ICESat-2 launched this past September, making this year’s IceBridge mission even more critical because it was supposed to calibrate data from the new satellite.
“ICESat-2 is still a brand-new spacecraft, and we don’t fully understand the measurements it’s giving us yet,” Sonntag explained.
Measurements taken by the aircraft during Operation IceBridge would set up a baseline for understanding the satellite’s data. The aircraft would fly under the satellite and over the Arctic, measuring the same area at the same time.
But now, the eight-week deployment will likely be cut down to five weeks or less, thus limiting the amount of data the plane can collect. “And things are going to have to fall into place quickly for that [timeline] to happen,” Sonntag said.
At this time of year, he said, scientists, leaders at NASA headquarters and the people who operate the aircraft need to be working closely together every day. But now they’re unable even to talk to each other because so many employees have been furloughed.
“We can’t solve problems as they come up. We can’t even begin to integrate our instrumentation with the aircraft until the furlough’s ended. That takes many weeks to get that done, a long, careful process, and we can’t even start,” Sonntag said.
“That’s a big loss to the American taxpayer,” he said. ICESat-2 is a $1 billion investment, and it will only operate for a limited amount of time.
“The clock is ticking on ICESat-2,” he said. “Spacecraft don’t last forever. The more time we go without that spacecraft being fully calibrated, the less value we’re getting out of it.”
“We’ve been working on this for a couple of decades now, so we’re at a critical point,” he said. “And it’s quite frustrating.”
The clock is also ticking on sea ice itself. Sea ice is usually at its maximum extent and thickness in the month of March, making it the “prime time” to measure it.
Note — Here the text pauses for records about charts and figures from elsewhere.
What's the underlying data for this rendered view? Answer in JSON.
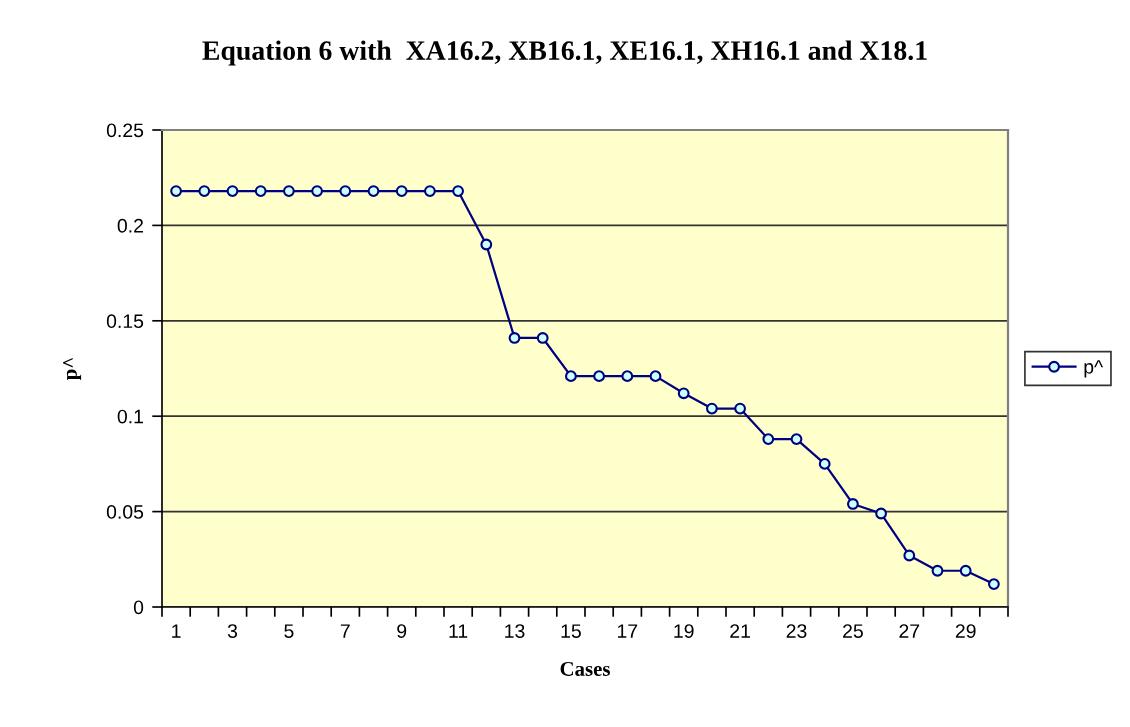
{
  "chart_data": {
    "type": "line",
    "title": "Equation 6 with  XA16.2, XB16.1, XE16.1, XH16.1 and X18.1",
    "xlabel": "Cases",
    "ylabel": "p^",
    "categories": [
      "1",
      null,
      "3",
      null,
      "5",
      null,
      "7",
      null,
      "9",
      null,
      "11",
      null,
      "13",
      null,
      "15",
      null,
      "17",
      null,
      "19",
      null,
      "21",
      null,
      "23",
      null,
      "25",
      null,
      "27",
      null,
      "29",
      null
    ],
    "series": [
      {
        "name": "p^",
        "color": "#000080",
        "values": [
          0.218,
          0.218,
          0.218,
          0.218,
          0.218,
          0.218,
          0.218,
          0.218,
          0.218,
          0.218,
          0.218,
          0.19,
          0.141,
          0.141,
          0.121,
          0.121,
          0.121,
          0.121,
          0.112,
          0.104,
          0.104,
          0.088,
          0.088,
          0.075,
          0.054,
          0.049,
          0.027,
          0.019,
          0.019,
          0.012
        ]
      }
    ],
    "ylim": [
      0,
      0.25
    ],
    "yticks": [
      0,
      0.05,
      0.1,
      0.15,
      0.2,
      0.25
    ],
    "grid": "y",
    "legend": "right",
    "marker": "circle",
    "line_style": "solid"
  }
}
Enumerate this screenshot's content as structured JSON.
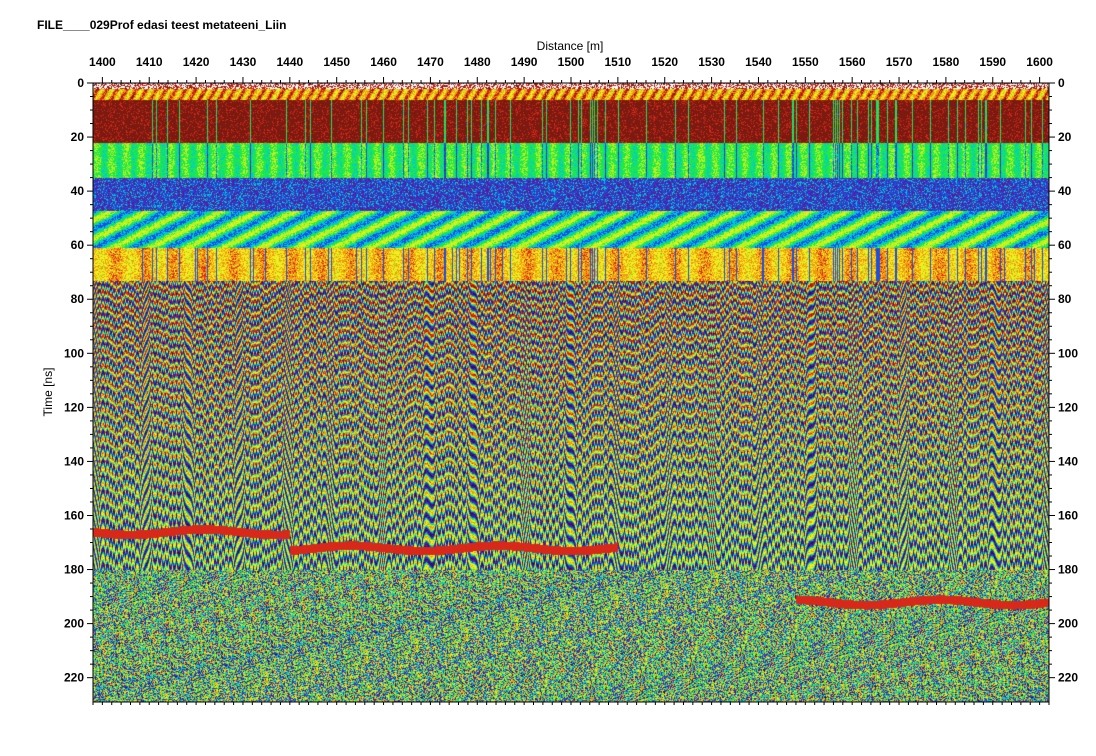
{
  "file_title": "FILE____029Prof edasi teest metateeni_Liin",
  "chart_data": {
    "type": "heatmap",
    "title": "FILE____029Prof edasi teest metateeni_Liin",
    "xlabel": "Distance [m]",
    "ylabel": "Time [ns]",
    "xlim": [
      1398,
      1602
    ],
    "ylim": [
      0,
      229
    ],
    "x_axis_position": "top",
    "y_axis_position": "left and right",
    "x_ticks": [
      1400,
      1410,
      1420,
      1430,
      1440,
      1450,
      1460,
      1470,
      1480,
      1490,
      1500,
      1510,
      1520,
      1530,
      1540,
      1550,
      1560,
      1570,
      1580,
      1590,
      1600
    ],
    "x_tick_labels": [
      "1400",
      "1410",
      "1420",
      "1430",
      "1440",
      "1450",
      "1460",
      "1470",
      "1480",
      "1490",
      "1500",
      "1510",
      "1520",
      "1530",
      "1540",
      "1550",
      "1560",
      "1570",
      "1580",
      "1590",
      "1600"
    ],
    "y_ticks": [
      0,
      20,
      40,
      60,
      80,
      100,
      120,
      140,
      160,
      180,
      200,
      220
    ],
    "y_tick_labels": [
      "0",
      "20",
      "40",
      "60",
      "80",
      "100",
      "120",
      "140",
      "160",
      "180",
      "200",
      "220"
    ],
    "grid": false,
    "colormap": [
      "#2a0f63",
      "#5a1a9a",
      "#1b4fe0",
      "#00c8d8",
      "#1ee84a",
      "#b8f020",
      "#f0f020",
      "#f09a10",
      "#d8281a",
      "#7a1a10"
    ],
    "bands": [
      {
        "t0": 0,
        "t1": 6,
        "kind": "surface"
      },
      {
        "t0": 6,
        "t1": 22,
        "kind": "dark-red"
      },
      {
        "t0": 22,
        "t1": 35,
        "kind": "green"
      },
      {
        "t0": 35,
        "t1": 47,
        "kind": "purple"
      },
      {
        "t0": 47,
        "t1": 61,
        "kind": "green-cyan"
      },
      {
        "t0": 61,
        "t1": 73,
        "kind": "orange-yellow"
      },
      {
        "t0": 73,
        "t1": 180,
        "kind": "layered"
      },
      {
        "t0": 180,
        "t1": 229,
        "kind": "noise"
      }
    ],
    "reflectors": [
      {
        "x0": 1398,
        "x1": 1440,
        "t": 166,
        "kind": "orange"
      },
      {
        "x0": 1440,
        "x1": 1510,
        "t": 172,
        "kind": "orange"
      },
      {
        "x0": 1548,
        "x1": 1602,
        "t": 192,
        "kind": "orange"
      }
    ]
  }
}
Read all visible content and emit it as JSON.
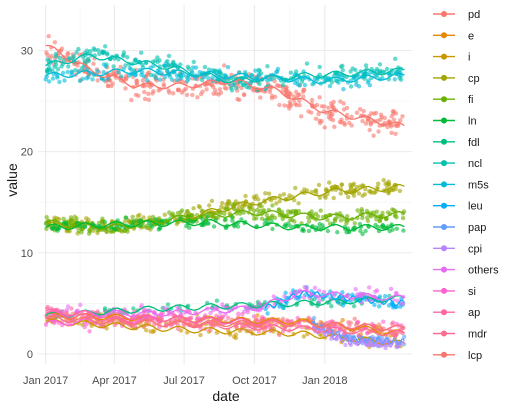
{
  "chart_data": {
    "type": "scatter",
    "xlabel": "date",
    "ylabel": "value",
    "x_range": [
      "2016-12-22",
      "2018-04-25"
    ],
    "ylim": [
      -1,
      34.5
    ],
    "x_ticks": [
      {
        "date": "2017-01-01",
        "label": "Jan 2017"
      },
      {
        "date": "2017-04-01",
        "label": "Apr 2017"
      },
      {
        "date": "2017-07-01",
        "label": "Jul 2017"
      },
      {
        "date": "2017-10-01",
        "label": "Oct 2017"
      },
      {
        "date": "2018-01-01",
        "label": "Jan 2018"
      }
    ],
    "y_ticks": [
      0,
      10,
      20,
      30
    ],
    "grid": true,
    "legend_position": "right",
    "series": [
      {
        "name": "pd",
        "color": "#F8766D",
        "trend": [
          [
            "2017-01-01",
            30.5
          ],
          [
            "2017-03-01",
            28.0
          ],
          [
            "2017-05-01",
            26.5
          ],
          [
            "2017-07-01",
            26.5
          ],
          [
            "2017-09-01",
            27.0
          ],
          [
            "2017-11-01",
            26.0
          ],
          [
            "2018-01-01",
            24.0
          ],
          [
            "2018-04-15",
            22.5
          ]
        ],
        "noise": 2.0,
        "points_per_segment": 18
      },
      {
        "name": "e",
        "color": "#E58700",
        "trend": [
          [
            "2017-01-01",
            3.8
          ],
          [
            "2017-06-01",
            3.5
          ],
          [
            "2017-12-01",
            3.2
          ],
          [
            "2018-04-15",
            2.0
          ]
        ],
        "noise": 0.8,
        "points_per_segment": 8
      },
      {
        "name": "i",
        "color": "#C99800",
        "trend": [
          [
            "2017-01-01",
            3.2
          ],
          [
            "2017-07-01",
            2.4
          ],
          [
            "2017-12-01",
            2.0
          ],
          [
            "2018-04-15",
            1.0
          ]
        ],
        "noise": 0.9,
        "points_per_segment": 8
      },
      {
        "name": "cp",
        "color": "#A3A500",
        "trend": [
          [
            "2017-01-01",
            12.8
          ],
          [
            "2017-04-01",
            12.5
          ],
          [
            "2017-07-01",
            13.5
          ],
          [
            "2017-10-01",
            15.0
          ],
          [
            "2018-01-01",
            16.0
          ],
          [
            "2018-04-15",
            16.5
          ]
        ],
        "noise": 1.2,
        "points_per_segment": 18
      },
      {
        "name": "fi",
        "color": "#6BB100",
        "trend": [
          [
            "2017-01-01",
            13.0
          ],
          [
            "2017-04-01",
            12.5
          ],
          [
            "2017-07-01",
            13.5
          ],
          [
            "2017-10-01",
            14.0
          ],
          [
            "2018-01-01",
            13.5
          ],
          [
            "2018-04-15",
            13.8
          ]
        ],
        "noise": 1.1,
        "points_per_segment": 18
      },
      {
        "name": "ln",
        "color": "#00BA38",
        "trend": [
          [
            "2017-01-01",
            12.5
          ],
          [
            "2017-04-01",
            12.8
          ],
          [
            "2017-08-01",
            13.0
          ],
          [
            "2017-12-01",
            12.5
          ],
          [
            "2018-04-15",
            12.5
          ]
        ],
        "noise": 0.9,
        "points_per_segment": 14
      },
      {
        "name": "fdl",
        "color": "#00BF7D",
        "trend": [
          [
            "2017-01-01",
            3.8
          ],
          [
            "2017-06-01",
            4.5
          ],
          [
            "2017-12-01",
            5.0
          ],
          [
            "2018-04-15",
            5.5
          ]
        ],
        "noise": 0.7,
        "points_per_segment": 10
      },
      {
        "name": "ncl",
        "color": "#00C0AF",
        "trend": [
          [
            "2017-01-01",
            28.5
          ],
          [
            "2017-03-01",
            29.5
          ],
          [
            "2017-06-01",
            28.5
          ],
          [
            "2017-09-01",
            27.0
          ],
          [
            "2017-12-01",
            27.5
          ],
          [
            "2018-04-15",
            28.0
          ]
        ],
        "noise": 1.5,
        "points_per_segment": 18
      },
      {
        "name": "m5s",
        "color": "#00BCD8",
        "trend": [
          [
            "2017-01-01",
            27.5
          ],
          [
            "2017-05-01",
            28.0
          ],
          [
            "2017-09-01",
            27.5
          ],
          [
            "2018-01-01",
            27.0
          ],
          [
            "2018-04-15",
            27.5
          ]
        ],
        "noise": 1.3,
        "points_per_segment": 14
      },
      {
        "name": "leu",
        "color": "#00B0F6",
        "trend": [
          [
            "2017-10-15",
            4.5
          ],
          [
            "2017-12-01",
            6.0
          ],
          [
            "2018-02-01",
            5.5
          ],
          [
            "2018-04-15",
            5.0
          ]
        ],
        "noise": 1.0,
        "points_per_segment": 8
      },
      {
        "name": "pap",
        "color": "#619CFF",
        "trend": [
          [
            "2017-12-15",
            3.0
          ],
          [
            "2018-02-01",
            1.5
          ],
          [
            "2018-04-15",
            1.2
          ]
        ],
        "noise": 0.8,
        "points_per_segment": 8
      },
      {
        "name": "cpi",
        "color": "#B983FF",
        "trend": [
          [
            "2017-12-15",
            2.5
          ],
          [
            "2018-02-01",
            1.2
          ],
          [
            "2018-04-15",
            0.9
          ]
        ],
        "noise": 0.7,
        "points_per_segment": 8
      },
      {
        "name": "others",
        "color": "#E76BF3",
        "trend": [
          [
            "2017-01-01",
            4.0
          ],
          [
            "2017-06-01",
            4.0
          ],
          [
            "2017-10-01",
            4.5
          ],
          [
            "2017-12-01",
            6.0
          ],
          [
            "2018-04-15",
            5.5
          ]
        ],
        "noise": 1.1,
        "points_per_segment": 12
      },
      {
        "name": "si",
        "color": "#FD61D1",
        "trend": [
          [
            "2017-01-01",
            3.0
          ],
          [
            "2017-06-01",
            3.5
          ],
          [
            "2017-12-01",
            3.0
          ],
          [
            "2018-04-15",
            2.5
          ]
        ],
        "noise": 1.2,
        "points_per_segment": 12
      },
      {
        "name": "ap",
        "color": "#FF67A4",
        "trend": [
          [
            "2017-01-01",
            4.2
          ],
          [
            "2017-06-01",
            3.5
          ],
          [
            "2017-12-01",
            3.0
          ],
          [
            "2018-04-15",
            2.5
          ]
        ],
        "noise": 1.0,
        "points_per_segment": 12
      },
      {
        "name": "mdr",
        "color": "#FF6C91",
        "trend": [
          [
            "2017-01-01",
            4.0
          ],
          [
            "2017-06-01",
            3.0
          ],
          [
            "2017-12-01",
            2.5
          ],
          [
            "2018-04-15",
            2.0
          ]
        ],
        "noise": 0.9,
        "points_per_segment": 10
      },
      {
        "name": "lcp",
        "color": "#F8766D",
        "trend": [
          [
            "2017-01-01",
            3.5
          ],
          [
            "2017-06-01",
            3.0
          ],
          [
            "2017-12-01",
            3.0
          ],
          [
            "2018-04-15",
            2.5
          ]
        ],
        "noise": 0.9,
        "points_per_segment": 10
      }
    ]
  }
}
Even if the mission resumes soon, scientists will likely only have the last week of March to perform these calculations.
“This year, because of the shutdown, we have largely lost our ability to measure that icepack at its maximum extent,” Sonntag said. And without calibrating the satellite, they may not be able to interpret other data on sea ice that the spacecraft has collected this winter.
NASA’s work in the Arctic is particularly important right now because sea ice in the north is melting at a surprisingly fast rate and the majority of that melt has happened “really during the last several years,” he said. Data collected now can help scientists understand what these rapid changes mean for the Arctic and for the rest of the globe. Delaying or cancelling that data collection altogether could result in long-lasting gaps in their knowledge.
There are other ways to try to calibrate the satellite’s data, but the plane is the most reliable way to do it, Sonntag said, because NASA has fine-tuned its measurements over the past decade.
“IceBridge and the spacecraft are meant to work together — that was the plan all along,” he said.
This isn’t the first time a shutdown has impinged upon NASA’s work. In 2013, a mission that was supposed to last six weeks was cut down to nine days, Science reported when it broke this story. And that shutdown lasted only 16 days; the 2019 budget battle is now entering its fifth week.
It’s not just NASA researchers affected by the partial shutdown. Recently, the American Meteorological Society held its big annual meeting. No furloughed researchers, including those at NOAA and other agencies, were allowed to attend.
“To a scientist, that’s where things happen,” Sonntag said. “That’s where we exchange our ideas and our research. A lot of that just didn’t happen at AMS because of the shutdown, and that’s a real shame.”
“The knowledge like that, you can’t get back.”